August 6, 2018 By Sreeni Pamidala 5 min read

IBM Cloud and the implementation of a Big Data platform

Setting up a Big Data platform on-premise often requires a significant infrastructure investment to support data ingestion, processing, enrichment, storage, and analytics. Enterprises looking to migrate their applications and Big Data platforms to the cloud (to leverage its agility and scalability and move from a significant capex investment to a paygo model) should consider setting up a Big Data platform on IBM Cloud.

Businesses can reap the benefits of Big Data as a service solution on the cloud by leveraging IBM Message Hub (managed Kafka), IBM Streaming Analytics, IBM Analytics Engine (built on open-source Apache Hadoop and Apache Spark), and IBM Cloud Object Storage. Deploying a cloud solution provides flexibility and ease of use without the headaches of setup or high maintenance costs. Furthermore, data scientists can start providing value right away by accessing and analyzing data sets directly from Cloud Object Storage with IBM Data Science Experience.

Helping a mid-size company migrate to the cloud

A few months ago, the IBM Cloud Garage partnered with a mid-size company to assess and transform their entire application portfolio with the cloud. At the end of our initial assessment, we provided a transformation vision and implementation plan based on the IBM Cloud Garage Method. We also provided a target cloud architecture, implemented squad models, and created an actionable plan to divide projects into multiple Minimal Viable Products with a strangler pattern to modernize and migrate their applications to cloud.

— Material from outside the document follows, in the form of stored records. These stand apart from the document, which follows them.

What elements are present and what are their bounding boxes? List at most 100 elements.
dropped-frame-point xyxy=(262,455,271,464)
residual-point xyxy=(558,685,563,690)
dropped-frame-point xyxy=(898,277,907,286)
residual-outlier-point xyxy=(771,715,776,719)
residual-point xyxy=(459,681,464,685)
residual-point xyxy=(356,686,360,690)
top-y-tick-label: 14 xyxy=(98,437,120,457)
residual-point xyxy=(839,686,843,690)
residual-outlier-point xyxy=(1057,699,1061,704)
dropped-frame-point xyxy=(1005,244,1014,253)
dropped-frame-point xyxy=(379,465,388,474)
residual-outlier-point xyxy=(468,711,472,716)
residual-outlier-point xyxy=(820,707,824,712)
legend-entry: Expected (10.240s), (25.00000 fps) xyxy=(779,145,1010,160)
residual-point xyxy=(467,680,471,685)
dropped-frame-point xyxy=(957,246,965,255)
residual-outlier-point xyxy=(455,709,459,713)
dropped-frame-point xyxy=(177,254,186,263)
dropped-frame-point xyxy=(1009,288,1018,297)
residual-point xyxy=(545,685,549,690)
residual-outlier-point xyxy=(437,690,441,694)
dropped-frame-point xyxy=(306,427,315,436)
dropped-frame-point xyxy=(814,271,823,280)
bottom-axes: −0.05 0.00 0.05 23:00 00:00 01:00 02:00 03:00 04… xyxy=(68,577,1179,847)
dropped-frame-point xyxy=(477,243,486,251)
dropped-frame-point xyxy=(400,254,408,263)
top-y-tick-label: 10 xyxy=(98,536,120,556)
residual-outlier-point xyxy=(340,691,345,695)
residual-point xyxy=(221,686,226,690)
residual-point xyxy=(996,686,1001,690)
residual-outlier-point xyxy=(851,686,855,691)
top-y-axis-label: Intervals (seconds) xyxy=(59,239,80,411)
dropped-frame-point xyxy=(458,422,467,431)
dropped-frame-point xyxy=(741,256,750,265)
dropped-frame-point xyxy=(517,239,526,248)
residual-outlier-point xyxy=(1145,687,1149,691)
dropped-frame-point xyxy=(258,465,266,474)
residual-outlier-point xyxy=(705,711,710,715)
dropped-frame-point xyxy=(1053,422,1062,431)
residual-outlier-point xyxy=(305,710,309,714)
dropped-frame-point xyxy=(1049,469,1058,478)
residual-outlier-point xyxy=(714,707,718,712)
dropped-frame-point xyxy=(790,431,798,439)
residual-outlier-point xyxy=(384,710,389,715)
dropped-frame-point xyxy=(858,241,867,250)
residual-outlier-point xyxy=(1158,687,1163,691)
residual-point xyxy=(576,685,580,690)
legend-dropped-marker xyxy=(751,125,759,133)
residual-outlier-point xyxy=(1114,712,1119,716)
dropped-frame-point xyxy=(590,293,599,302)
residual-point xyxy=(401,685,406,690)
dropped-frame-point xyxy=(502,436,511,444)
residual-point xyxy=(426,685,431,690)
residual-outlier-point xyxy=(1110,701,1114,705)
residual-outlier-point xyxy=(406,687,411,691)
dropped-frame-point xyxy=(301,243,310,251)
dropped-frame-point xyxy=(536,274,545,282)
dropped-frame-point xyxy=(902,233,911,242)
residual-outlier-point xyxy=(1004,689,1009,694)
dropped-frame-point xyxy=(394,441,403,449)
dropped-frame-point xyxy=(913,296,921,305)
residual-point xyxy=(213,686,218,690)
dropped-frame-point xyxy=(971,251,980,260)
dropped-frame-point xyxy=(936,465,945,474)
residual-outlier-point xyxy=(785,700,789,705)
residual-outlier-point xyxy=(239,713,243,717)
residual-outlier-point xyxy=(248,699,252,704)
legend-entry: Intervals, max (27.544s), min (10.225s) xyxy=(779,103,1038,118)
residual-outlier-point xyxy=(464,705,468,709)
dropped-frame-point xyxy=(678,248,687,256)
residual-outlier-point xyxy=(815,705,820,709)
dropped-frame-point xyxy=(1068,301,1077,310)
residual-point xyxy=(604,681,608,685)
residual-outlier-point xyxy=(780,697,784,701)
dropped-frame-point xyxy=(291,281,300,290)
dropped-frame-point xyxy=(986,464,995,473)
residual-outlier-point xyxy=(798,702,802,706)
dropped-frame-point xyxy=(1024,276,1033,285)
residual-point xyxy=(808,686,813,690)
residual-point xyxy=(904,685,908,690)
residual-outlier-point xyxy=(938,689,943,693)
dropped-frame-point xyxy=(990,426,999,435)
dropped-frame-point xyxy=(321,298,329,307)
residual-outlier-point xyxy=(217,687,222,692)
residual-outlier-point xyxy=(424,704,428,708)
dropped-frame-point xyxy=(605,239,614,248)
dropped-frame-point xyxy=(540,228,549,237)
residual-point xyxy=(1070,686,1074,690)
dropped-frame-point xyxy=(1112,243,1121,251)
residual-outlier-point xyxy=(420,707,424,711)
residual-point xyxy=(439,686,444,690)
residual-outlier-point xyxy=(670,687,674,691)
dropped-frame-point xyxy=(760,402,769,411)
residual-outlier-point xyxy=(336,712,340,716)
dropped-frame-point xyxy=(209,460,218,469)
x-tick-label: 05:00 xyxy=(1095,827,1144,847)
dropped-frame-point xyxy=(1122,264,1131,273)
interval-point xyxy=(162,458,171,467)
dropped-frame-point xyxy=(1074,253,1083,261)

In this article, I share insights from this engagement and target architecture components to help guide the implementation of a Big Data platform on the cloud for others.

Based on this engagement and several others, here are a few key requirements for establishing a secure cloud platform:

  • Having flexibility to scale up and down the infrastructure

  • Establishing a simplified and consolidated technology stack

  • Using cloud-native technologies

  • Ensuring governance is part of the technology stack

  • Using continuous delivery

  • Reducing IT costs

  • Minimizing vendor lock-in technology choices

Motivation to move Big Data stack to the cloud

While many companies today seek to harness Big Data to cultivate new business insights, this mid-size company’s use of Big Data is integral to their core mission and is baked into many of their business decisions. Big Data powers their innovation in customer service by anticipating what customers like and how they will interact. They then learn from these interactions to improve future experiences.

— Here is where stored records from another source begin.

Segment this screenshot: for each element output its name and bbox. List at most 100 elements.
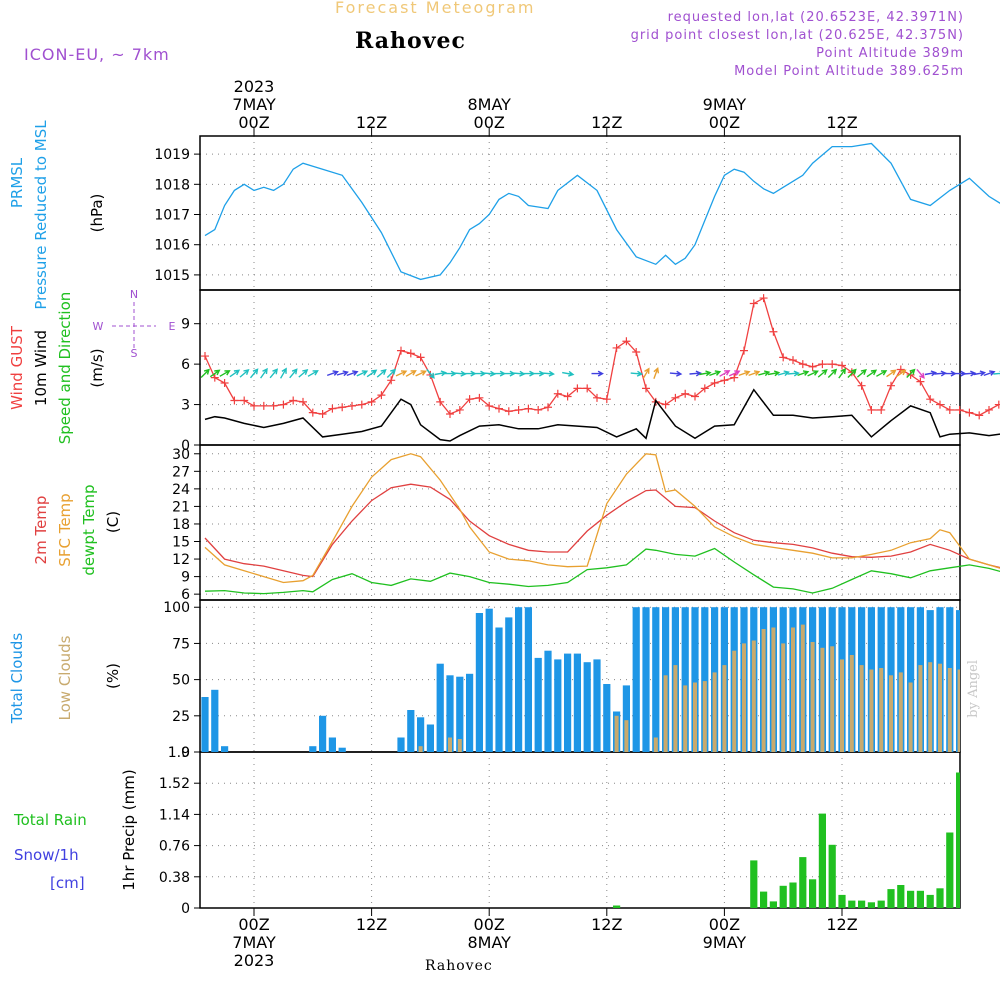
total-cloud-bar <box>426 724 434 752</box>
compass-n: N <box>130 288 138 301</box>
gust-marker <box>994 400 1000 409</box>
wind-arrow <box>444 370 457 377</box>
ytick-label: 0 <box>181 901 190 917</box>
precip-bar <box>956 772 960 908</box>
series-precip <box>613 772 960 908</box>
precip-bar <box>897 885 905 908</box>
total-cloud-bar <box>544 650 552 752</box>
precip-bar <box>750 860 758 908</box>
ytick-label: 75 <box>172 636 190 652</box>
gust-marker <box>220 379 229 387</box>
ylabel-unit-precip: 1hr Precip (mm) <box>120 769 138 890</box>
gust-marker <box>896 365 905 374</box>
bottom-time-label: 00Z <box>238 915 269 934</box>
wind-arrow <box>249 368 259 379</box>
wind-arrow <box>454 370 467 377</box>
gust-marker <box>965 408 974 417</box>
ylabel-wind-gust: Wind GUST <box>8 325 26 410</box>
wind-arrow <box>395 370 408 377</box>
ytick-label: 25 <box>172 709 190 725</box>
low-cloud-bar <box>947 668 952 752</box>
location-name: Rahovec <box>355 28 466 54</box>
total-cloud-bar <box>505 617 513 752</box>
wind-arrow <box>728 370 741 377</box>
ytick-label: 1.14 <box>159 807 190 823</box>
gust-marker <box>887 381 895 390</box>
gust-marker <box>602 395 611 404</box>
bottom-date-label: 9MAY <box>703 933 747 952</box>
gust-marker <box>926 395 935 404</box>
precip-bar <box>779 885 787 908</box>
sfc-temp-line <box>204 453 1000 584</box>
wind-arrow <box>973 370 987 377</box>
ylabel-pressure: Pressure Reduced to MSL <box>32 120 50 310</box>
low-cloud-bar <box>800 624 805 752</box>
legend-snow-unit: [cm] <box>50 874 85 892</box>
precip-bar <box>799 857 807 908</box>
precip-bar <box>946 832 954 908</box>
low-cloud-bar <box>938 663 942 752</box>
total-cloud-bar <box>632 607 640 752</box>
point-altitude: Point Altitude 389m <box>816 46 964 61</box>
gust-marker <box>573 384 582 393</box>
wind-arrow <box>963 370 977 377</box>
low-cloud-bar <box>457 739 462 752</box>
gust-marker <box>318 410 327 418</box>
gust-marker <box>730 373 739 382</box>
precip-bar <box>838 894 846 908</box>
gust-marker <box>985 405 993 414</box>
precip-bar <box>916 890 924 908</box>
top-time-label: 12Z <box>356 113 387 132</box>
gust-marker <box>691 392 699 401</box>
low-cloud-bar <box>889 675 893 752</box>
gust-marker <box>504 407 513 416</box>
wind-arrow <box>386 368 397 378</box>
low-cloud-bar <box>702 681 707 752</box>
gust-marker <box>671 393 680 402</box>
compass-e: E <box>169 320 176 333</box>
gust-marker <box>749 299 758 308</box>
bottom-time-label: 00Z <box>474 915 505 934</box>
total-cloud-bar <box>417 717 425 752</box>
gust-marker <box>279 400 288 409</box>
wind-arrow <box>200 368 210 378</box>
total-cloud-bar <box>466 673 474 752</box>
model-label: ICON-EU, ~ 7km <box>24 45 170 64</box>
grid-point-coordinates: grid point closest lon,lat (20.625E, 42.… <box>630 28 964 43</box>
total-cloud-bar <box>622 685 630 752</box>
wind-arrow <box>669 370 683 377</box>
wind-arrow <box>522 370 536 377</box>
low-cloud-bar <box>624 720 629 752</box>
wind-arrow <box>562 370 575 377</box>
low-cloud-bar <box>869 669 874 752</box>
ylabel-unit-c: (C) <box>104 511 122 533</box>
gust-marker <box>877 405 886 414</box>
low-cloud-bar <box>771 627 776 752</box>
series-total-clouds <box>201 607 960 752</box>
wind-arrow <box>298 369 309 378</box>
gust-marker <box>808 362 817 371</box>
total-cloud-bar <box>436 663 444 752</box>
low-cloud-bar <box>898 672 903 752</box>
ytick-label: 3 <box>181 398 190 414</box>
gust-marker <box>436 397 445 406</box>
wind-arrow <box>944 370 957 377</box>
low-cloud-bar <box>732 650 737 752</box>
low-cloud-bar <box>712 672 717 752</box>
wind-arrow <box>993 370 1000 376</box>
total-cloud-bar <box>907 607 915 752</box>
ylabel-dewpt-temp: dewpt Temp <box>80 484 98 575</box>
wind-arrow <box>503 370 516 377</box>
2m-temp-line <box>204 483 1000 578</box>
total-cloud-bar <box>564 653 572 752</box>
ytick-label: 15 <box>172 535 190 551</box>
gust-marker <box>563 392 572 401</box>
wind-arrow <box>493 370 506 377</box>
series-sfc-temp <box>204 453 1000 584</box>
gust-marker <box>495 404 503 413</box>
total-cloud-bar <box>328 737 336 752</box>
wind-arrow <box>738 370 751 377</box>
total-cloud-bar <box>397 737 405 752</box>
gust-marker <box>357 400 366 409</box>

Their current Big Data platform was adequate but fairly expensive to maintain. It was also lagging behind current software and hardware technologies due to multiple acquisitions and several integrations. Their platform direly needed a technology stack upgrade and an update to processes. An update would enable faster innovation, provide data governance, reduce maintenance costs, and, most importantly, create a single source of truth to resolve data inconsistencies—inevitably increasing their technology’s business value.

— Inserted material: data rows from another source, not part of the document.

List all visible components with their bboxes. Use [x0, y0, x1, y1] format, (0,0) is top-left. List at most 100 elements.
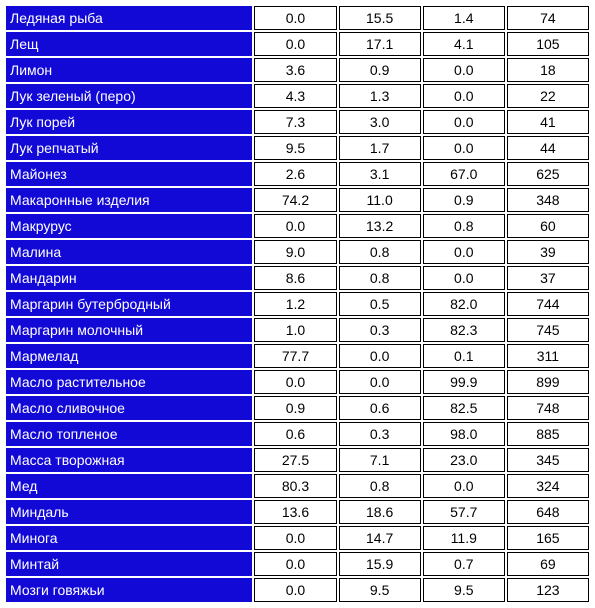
table-row: Лук порей7.33.00.041 — [6, 110, 589, 134]
value-cell: 67.0 — [423, 162, 505, 186]
value-cell: 77.7 — [254, 344, 336, 368]
value-cell: 0.8 — [339, 474, 421, 498]
value-cell: 37 — [507, 266, 589, 290]
value-cell: 648 — [507, 500, 589, 524]
table-row: Лук зеленый (перо)4.31.30.022 — [6, 84, 589, 108]
food-name: Ледяная рыба — [6, 6, 252, 30]
table-row: Минтай0.015.90.769 — [6, 552, 589, 576]
table-row: Масло сливочное0.90.682.5748 — [6, 396, 589, 420]
value-cell: 39 — [507, 240, 589, 264]
table-row: Масло топленое0.60.398.0885 — [6, 422, 589, 446]
food-name: Мармелад — [6, 344, 252, 368]
value-cell: 18 — [507, 58, 589, 82]
table-row: Ледяная рыба0.015.51.474 — [6, 6, 589, 30]
value-cell: 348 — [507, 188, 589, 212]
value-cell: 0.9 — [254, 396, 336, 420]
value-cell: 9.5 — [254, 136, 336, 160]
table-row: Мармелад77.70.00.1311 — [6, 344, 589, 368]
value-cell: 15.5 — [339, 6, 421, 30]
food-name: Минога — [6, 526, 252, 550]
value-cell: 74.2 — [254, 188, 336, 212]
table-row: Минога0.014.711.9165 — [6, 526, 589, 550]
table-row: Мозги говяжьи0.09.59.5123 — [6, 578, 589, 602]
value-cell: 0.0 — [423, 474, 505, 498]
value-cell: 0.8 — [339, 266, 421, 290]
food-name: Лук порей — [6, 110, 252, 134]
value-cell: 0.6 — [254, 422, 336, 446]
food-name: Макрурус — [6, 214, 252, 238]
value-cell: 1.7 — [339, 136, 421, 160]
food-name: Масло сливочное — [6, 396, 252, 420]
value-cell: 0.0 — [423, 136, 505, 160]
value-cell: 105 — [507, 32, 589, 56]
value-cell: 3.6 — [254, 58, 336, 82]
table-row: Малина9.00.80.039 — [6, 240, 589, 264]
value-cell: 0.9 — [339, 58, 421, 82]
value-cell: 748 — [507, 396, 589, 420]
table-row: Мед80.30.80.0324 — [6, 474, 589, 498]
value-cell: 9.5 — [339, 578, 421, 602]
value-cell: 0.5 — [339, 292, 421, 316]
food-name: Малина — [6, 240, 252, 264]
value-cell: 22 — [507, 84, 589, 108]
nutrition-table: Ледяная рыба0.015.51.474Лещ0.017.14.1105… — [4, 4, 591, 604]
table-row: Лимон3.60.90.018 — [6, 58, 589, 82]
value-cell: 74 — [507, 6, 589, 30]
value-cell: 13.2 — [339, 214, 421, 238]
value-cell: 0.0 — [423, 58, 505, 82]
value-cell: 7.3 — [254, 110, 336, 134]
value-cell: 11.0 — [339, 188, 421, 212]
value-cell: 41 — [507, 110, 589, 134]
value-cell: 9.0 — [254, 240, 336, 264]
value-cell: 82.5 — [423, 396, 505, 420]
food-name: Макаронные изделия — [6, 188, 252, 212]
value-cell: 0.0 — [254, 552, 336, 576]
value-cell: 311 — [507, 344, 589, 368]
value-cell: 3.0 — [339, 110, 421, 134]
food-name: Масса творожная — [6, 448, 252, 472]
value-cell: 69 — [507, 552, 589, 576]
value-cell: 0.0 — [254, 370, 336, 394]
value-cell: 0.1 — [423, 344, 505, 368]
value-cell: 0.0 — [254, 214, 336, 238]
table-row: Маргарин молочный1.00.382.3745 — [6, 318, 589, 342]
value-cell: 625 — [507, 162, 589, 186]
value-cell: 0.0 — [423, 84, 505, 108]
value-cell: 0.0 — [254, 32, 336, 56]
value-cell: 13.6 — [254, 500, 336, 524]
food-name: Мед — [6, 474, 252, 498]
food-name: Лук зеленый (перо) — [6, 84, 252, 108]
value-cell: 98.0 — [423, 422, 505, 446]
value-cell: 1.4 — [423, 6, 505, 30]
value-cell: 23.0 — [423, 448, 505, 472]
value-cell: 9.5 — [423, 578, 505, 602]
food-name: Лимон — [6, 58, 252, 82]
table-row: Макрурус0.013.20.860 — [6, 214, 589, 238]
food-name: Маргарин молочный — [6, 318, 252, 342]
value-cell: 744 — [507, 292, 589, 316]
value-cell: 885 — [507, 422, 589, 446]
value-cell: 1.0 — [254, 318, 336, 342]
value-cell: 0.0 — [423, 266, 505, 290]
table-row: Майонез2.63.167.0625 — [6, 162, 589, 186]
table-row: Лещ0.017.14.1105 — [6, 32, 589, 56]
food-name: Масло растительное — [6, 370, 252, 394]
table-row: Макаронные изделия74.211.00.9348 — [6, 188, 589, 212]
food-name: Лещ — [6, 32, 252, 56]
value-cell: 44 — [507, 136, 589, 160]
value-cell: 7.1 — [339, 448, 421, 472]
value-cell: 0.0 — [339, 344, 421, 368]
table-row: Лук репчатый9.51.70.044 — [6, 136, 589, 160]
food-name: Лук репчатый — [6, 136, 252, 160]
table-row: Маргарин бутербродный1.20.582.0744 — [6, 292, 589, 316]
value-cell: 0.0 — [339, 370, 421, 394]
value-cell: 14.7 — [339, 526, 421, 550]
table-row: Миндаль13.618.657.7648 — [6, 500, 589, 524]
value-cell: 0.0 — [254, 6, 336, 30]
value-cell: 123 — [507, 578, 589, 602]
value-cell: 0.3 — [339, 422, 421, 446]
value-cell: 0.0 — [254, 526, 336, 550]
food-name: Майонез — [6, 162, 252, 186]
value-cell: 0.8 — [423, 214, 505, 238]
food-name: Мозги говяжьи — [6, 578, 252, 602]
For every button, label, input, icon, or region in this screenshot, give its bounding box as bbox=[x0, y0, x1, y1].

Assessing the current application portfolio and drafting target deployment models

Before executing a cloud migration and embarking on digital transformation, an organization must understand their long-term business goals, pain points, archaeology of application and data infrastructure portfolio, and individual structure, operations, and processes. The IBM Cloud Garage performed a comprehensive review of the client’s applications supporting the core business functions, grouping them into different categories to evaluate against various cloud deployment models. As previously discussed, this client’s Big Data platform is one of their core components for all their applications. Moreover, in our assessment, we discovered their platform was built using a mix of various technologies over time, which presented a series of complexities to consider.

Target cloud architecture for the Big Data platform

When we joined the client, they had already started building a target architecture model that applied leading open-source technologies. In doing so, however, the client planned on implementing a roll-your-own technology stack to a Big Data platform on the cloud without leveraging any of the cloud-native services that allow for rapid provisioning (such as Hadoop and Spark clusters) or for flexibility for data at rest with the Object storage.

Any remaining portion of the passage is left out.